Pemerintah Kabupaten Malang-Ucapan Idul Fitri

Sederet Ujikom Sebelum Mutasi Dikeluhkan Pejabat Senior Pemkab Malang. LIRA : lni Berlebihan

Iklan

SUARAMALANG.COM, Kabupaten Malang – Polemik pelaksanaan uji kompetensi (ujikom) di lingkungan Pemerintah Kabupaten Malang terus bergulir. Kali ini, kritik datang dari Gubernur Lumbung Informasi Rakyat (LIRA) Jawa Timur, M. Zuhdy Achmadi.

Didik, sapaan akrabnya menilai, proses ujikom yang telah beberapa kali dijalani oleh para kepala dinas (kadis) sebelum dilakukan mutasi jabatan dinilai berlebihan. Ia menyebut, evaluasi yang terlalu sering justru berpotensi menimbulkan dampak negatif di internal birokrasi.

Iklan

“Kalau dilakukan berkali-kali dengan metode yang sama, ini berlebihan. Apalagi sampai memunculkan keluhan soal tekanan mental,” ujarnya kepada wartawan media ini (Kamis, 16/4/2026)

Menurut Didik, pada prinsipnya ujikom memang penting sebagai bagian dari peningkatan kualitas aparatur sipil negara (ASN). Namun, pelaksanaannya harus tetap mempertimbangkan aspek psikologis dan profesionalitas pejabat yang diuji.

“Evaluasi itu perlu, tapi harus proporsional. Jangan sampai terkesan akal-akalan untuk menjatuhkan mental pejabat yang sebenarnya sudah berpengalaman, sehingga cukup dijadikan alasan untuk melakukan mutasi,” tegasnya.

Ia juga menyoroti pentingnya menghargai rekam jejak para kadis yang telah lama mengabdi. Menurutnya, pengalaman birokrasi merupakan aset yang tidak bisa diabaikan dalam proses penilaian kompetensi.

“Jangan sampai pengalaman panjang mereka seolah tidak dianggap.
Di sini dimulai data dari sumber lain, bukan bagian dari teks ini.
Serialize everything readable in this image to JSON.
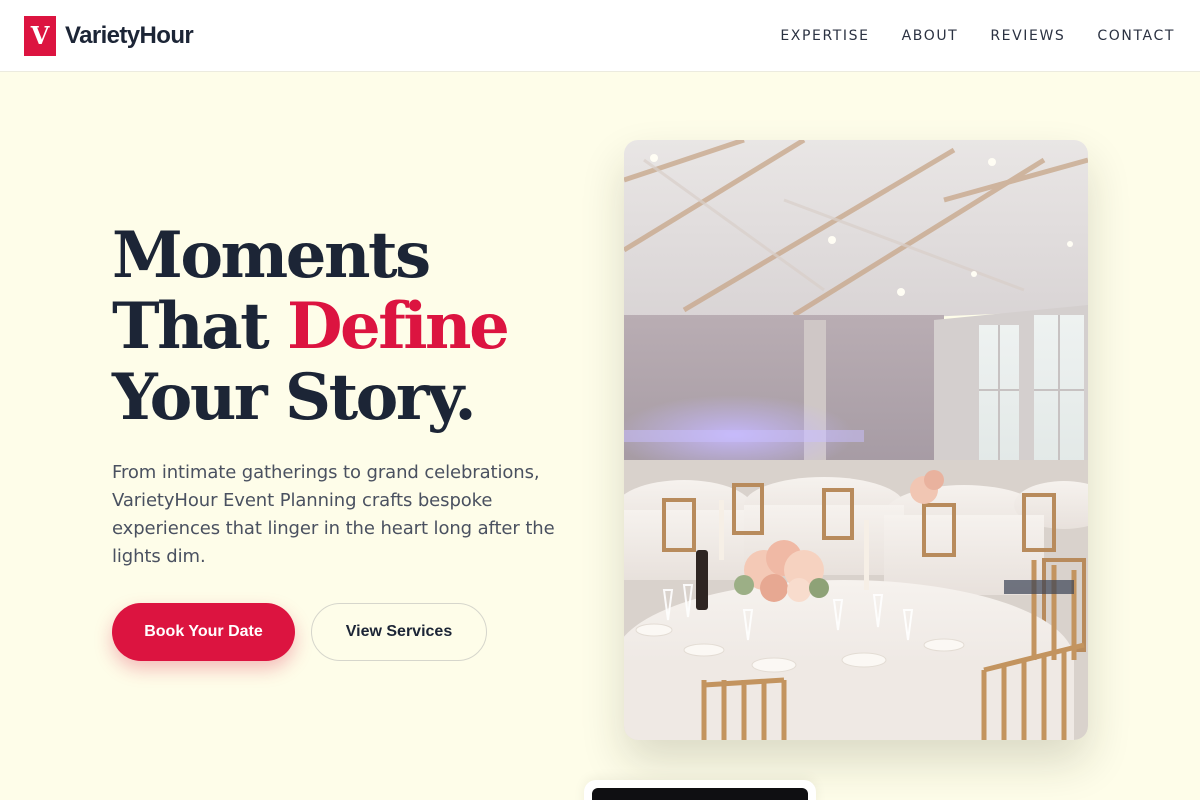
{
  "brand": {
    "logo_letter": "V",
    "name": "VarietyHour",
    "accent_color": "#dc1440"
  },
  "nav": {
    "items": [
      "EXPERTISE",
      "ABOUT",
      "REVIEWS",
      "CONTACT"
    ]
  },
  "hero": {
    "title_line1": "Moments",
    "title_line2_a": "That ",
    "title_line2_b": "Define",
    "title_line3": "Your Story.",
    "description": "From intimate gatherings to grand celebrations, VarietyHour Event Planning crafts bespoke experiences that linger in the heart long after the lights dim.",
    "primary_button": "Book Your Date",
    "secondary_button": "View Services",
    "image_subject": "banquet-hall-photo"
  },
  "colors": {
    "background": "#fefde9",
    "text": "#1c2536",
    "accent": "#dc1440"
  }
}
Ini bisa memicu demotivasi,” imbuhnya.

Lebih lanjut, Didik mendorong agar pemerintah daerah melakukan evaluasi terhadap metode pelaksanaan ujikom. Pendekatan yang lebih humanis dinilai perlu diterapkan agar tujuan peningkatan kualitas tetap tercapai tanpa menimbulkan polemik.

“Kalau tujuannya meningkatkan kualitas, maka caranya juga harus tepat. Humanis, objektif, dan tidak berlebihan, toh ada beberapa diantara mereka yang mendekati purna tugas” katanya.

Sebelumnya, sejumlah kadis senior di Pemkab Malang mengeluhkan pelaksanaan ujikom yang dinilai menekan secara psikologis. Mereka merasa proses tersebut tidak hanya menguji kompetensi, tetapi juga berdampak pada kondisi mental.

Selain itu menurut Didik, jabatan Sekda sebagai pimpinan tertinggi di sebuah pemerintah daerah juga tidak mungkin asal dipilih. Salah satunya juga ditunjuk karena tingkat pengenalannya terhadap jajaran perangkat daerahnya.

“Kalau yang bersangkutan masih harus melakukan banyak ujikom untuk mengetahui kualitasnya, saya rasa yang perlu dipertanyakan adalah kualitas pimpinannya, berarti dia (Sekda) yang tidak mengenal jajarannya,” tuturnya.

Di sisi lain, Sekretaris Daerah Kabupaten Malang, Budiar, menegaskan bahwa ujikom merupakan bagian dari mekanisme evaluasi kinerja ASN. Ia menyebut, proses tersebut bertujuan untuk memastikan pejabat sesuai dengan kompetensi jabatan.

“Ini bukan untuk menjatuhkan, tetapi untuk meningkatkan kualitas,” ujar Budiar.

Dengan berbagai sorotan yang muncul, pelaksanaan ujikom di Pemkab Malang diharapkan dapat dievaluasi agar tetap berjalan efektif sekaligus menjaga kondusivitas internal birokrasi.